K = img[200 : 270,225 : 322]
plt.subplot(1, 3, 1)
plt.xticks([])
plt.yticks([])
plt.imshow(K,  cmap='gray', vmin=0, vmax=255)
## I normalized it this way so that the convolution
## numbers wouldn't be so big
## Also, I put it to the 4th power, so it exactly finds 
## the eye.
K = K ** 4
K = K / K.sum()
K = K - K.mean()

imgC = sp.convolve2d(img, K)
plt.subplot(1, 3, 2)
plt.xticks([])
plt.yticks([])
plt.imshow(imgC)
plt.title("Convolution")

temp = imgC.copy()
## Add a bias term of -15
temp -= 15
## Perform a leaky relu
temp[np.where(temp < 0)] = temp[np.where(temp < 0)] * .05

plt.subplot(1, 3, 3)
plt.imshow(temp)
plt.xticks([])
plt.yticks([])
plt.title("LRELU of convolution + bias")
Text(0.5, 1.0, 'LRELU of convolution + bias')

Because of how convolutions work, this will find this eye anywhere in the image. Here we just add another eye somewhere else and repeat the convolution.

plt.figure(figsize=[12.4, 6.2])

#put another eye in the image
imgCopy = img.copy()
imgCopy[60 : 130, 85 : 182] = img[200 : 270,225 : 322]
plt.subplot(1, 2, 1)
plt.imshow(imgCopy,  cmap='gray', vmin=0, vmax=255)
plt.xticks([])
plt.yticks([])

imgC = sp.convolve2d(imgCopy, K)

plt.subplot(1, 2, 2)
temp = imgC.copy()
## Add a bias term of -15
temp -= 15
## Perform a leaky relu
temp[np.where(temp < 0)] = temp[np.where(temp < 0)] * .05

plt.subplot(1, 2, 2)
plt.imshow(temp)
plt.xticks([])
plt.yticks([])
plt.title("LRELU of convolution + bias")
Text(0.5, 1.0, 'LRELU of convolution + bias')

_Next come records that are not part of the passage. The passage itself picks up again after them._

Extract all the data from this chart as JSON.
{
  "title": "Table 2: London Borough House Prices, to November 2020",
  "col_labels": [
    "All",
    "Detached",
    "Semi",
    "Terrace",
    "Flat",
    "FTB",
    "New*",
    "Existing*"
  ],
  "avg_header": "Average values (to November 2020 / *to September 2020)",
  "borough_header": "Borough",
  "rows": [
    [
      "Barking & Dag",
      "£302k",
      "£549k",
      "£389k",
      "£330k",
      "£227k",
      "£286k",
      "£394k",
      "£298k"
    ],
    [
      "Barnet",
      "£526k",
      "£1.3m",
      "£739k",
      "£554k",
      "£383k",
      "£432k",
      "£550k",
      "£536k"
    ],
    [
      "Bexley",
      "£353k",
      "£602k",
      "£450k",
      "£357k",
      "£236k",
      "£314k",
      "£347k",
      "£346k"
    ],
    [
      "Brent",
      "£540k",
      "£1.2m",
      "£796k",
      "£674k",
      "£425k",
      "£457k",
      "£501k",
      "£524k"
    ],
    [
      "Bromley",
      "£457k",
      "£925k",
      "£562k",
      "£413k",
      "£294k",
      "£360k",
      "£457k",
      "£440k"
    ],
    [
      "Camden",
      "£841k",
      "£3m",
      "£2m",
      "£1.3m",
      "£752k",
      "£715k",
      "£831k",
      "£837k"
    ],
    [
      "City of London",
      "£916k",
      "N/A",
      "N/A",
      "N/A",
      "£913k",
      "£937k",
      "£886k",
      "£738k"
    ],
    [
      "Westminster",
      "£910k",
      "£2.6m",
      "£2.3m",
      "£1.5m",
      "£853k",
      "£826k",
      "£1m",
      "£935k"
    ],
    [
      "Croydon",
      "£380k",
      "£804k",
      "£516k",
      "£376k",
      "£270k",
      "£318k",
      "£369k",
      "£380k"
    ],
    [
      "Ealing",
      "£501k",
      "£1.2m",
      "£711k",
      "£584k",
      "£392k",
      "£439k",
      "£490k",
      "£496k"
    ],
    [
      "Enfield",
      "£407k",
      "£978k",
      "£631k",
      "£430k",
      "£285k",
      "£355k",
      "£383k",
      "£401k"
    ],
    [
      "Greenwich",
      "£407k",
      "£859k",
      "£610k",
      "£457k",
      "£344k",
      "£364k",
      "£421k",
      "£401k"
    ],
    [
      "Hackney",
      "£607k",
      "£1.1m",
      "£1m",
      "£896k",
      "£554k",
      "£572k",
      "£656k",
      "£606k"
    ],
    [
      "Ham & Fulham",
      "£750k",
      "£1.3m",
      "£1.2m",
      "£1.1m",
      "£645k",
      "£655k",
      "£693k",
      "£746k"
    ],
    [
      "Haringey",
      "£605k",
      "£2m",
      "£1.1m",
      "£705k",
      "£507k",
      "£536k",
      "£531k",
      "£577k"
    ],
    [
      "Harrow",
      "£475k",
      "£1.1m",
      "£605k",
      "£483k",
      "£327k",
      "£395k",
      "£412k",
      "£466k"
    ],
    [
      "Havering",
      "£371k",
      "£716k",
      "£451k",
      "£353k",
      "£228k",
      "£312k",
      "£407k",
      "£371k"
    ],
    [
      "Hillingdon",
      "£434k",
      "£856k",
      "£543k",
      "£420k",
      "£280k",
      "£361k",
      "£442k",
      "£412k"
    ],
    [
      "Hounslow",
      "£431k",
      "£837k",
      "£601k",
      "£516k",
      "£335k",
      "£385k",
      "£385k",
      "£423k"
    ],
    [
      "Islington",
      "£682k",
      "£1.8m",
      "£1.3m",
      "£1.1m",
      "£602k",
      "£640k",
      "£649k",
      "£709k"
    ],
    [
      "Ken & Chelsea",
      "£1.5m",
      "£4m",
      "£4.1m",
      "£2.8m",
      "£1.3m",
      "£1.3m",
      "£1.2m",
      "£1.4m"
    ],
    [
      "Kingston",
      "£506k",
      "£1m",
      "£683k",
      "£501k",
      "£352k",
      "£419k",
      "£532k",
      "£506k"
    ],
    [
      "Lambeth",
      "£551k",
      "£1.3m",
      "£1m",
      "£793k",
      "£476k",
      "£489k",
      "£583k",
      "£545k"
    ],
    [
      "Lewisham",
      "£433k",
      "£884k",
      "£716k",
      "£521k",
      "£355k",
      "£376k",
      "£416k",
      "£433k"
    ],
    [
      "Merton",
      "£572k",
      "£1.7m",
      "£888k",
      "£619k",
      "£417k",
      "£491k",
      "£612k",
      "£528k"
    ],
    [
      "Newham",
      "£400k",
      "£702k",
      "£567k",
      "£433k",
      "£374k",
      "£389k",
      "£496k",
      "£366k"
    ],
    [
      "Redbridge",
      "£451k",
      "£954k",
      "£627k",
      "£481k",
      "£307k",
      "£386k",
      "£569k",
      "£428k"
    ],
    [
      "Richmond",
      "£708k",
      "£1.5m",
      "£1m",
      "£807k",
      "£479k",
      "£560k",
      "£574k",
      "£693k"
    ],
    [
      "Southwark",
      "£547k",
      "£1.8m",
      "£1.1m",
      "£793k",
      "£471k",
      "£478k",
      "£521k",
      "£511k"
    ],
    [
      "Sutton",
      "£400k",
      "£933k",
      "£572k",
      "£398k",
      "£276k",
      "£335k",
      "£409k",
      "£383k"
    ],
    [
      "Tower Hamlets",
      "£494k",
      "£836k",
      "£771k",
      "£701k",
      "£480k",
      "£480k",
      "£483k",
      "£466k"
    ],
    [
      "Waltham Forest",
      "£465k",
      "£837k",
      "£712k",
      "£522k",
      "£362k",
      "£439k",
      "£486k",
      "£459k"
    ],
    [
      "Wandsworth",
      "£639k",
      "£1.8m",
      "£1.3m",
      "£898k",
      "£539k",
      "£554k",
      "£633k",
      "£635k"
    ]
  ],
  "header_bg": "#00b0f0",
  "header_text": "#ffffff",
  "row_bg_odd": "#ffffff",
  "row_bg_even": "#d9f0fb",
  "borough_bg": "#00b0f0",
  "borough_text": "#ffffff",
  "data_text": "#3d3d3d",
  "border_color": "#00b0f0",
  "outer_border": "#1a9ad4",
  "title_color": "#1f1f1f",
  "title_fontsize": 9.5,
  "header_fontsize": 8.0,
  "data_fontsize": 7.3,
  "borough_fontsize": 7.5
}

So, we found a custom kernel that highlights this specific feature in images. Convnets layers learn the kernel. That is, CNNs learn the image that gets convolved with the previous layer to produce the next one. Here’s a really great pictorial guide by Sumit Saha.

Now, let’s discuss some specific vocabulary used in CNNs.

  • Padding zero padding just like we discussed for 1D transformations
  • Pooling pooling, often max pooling, is a dimension reduction technique, taking the max in little blocks.
  • stride length instead of sliding the kernel by moving it one pixel at a time, move it more to increase computational efficiency and reduce the size of the output convolution.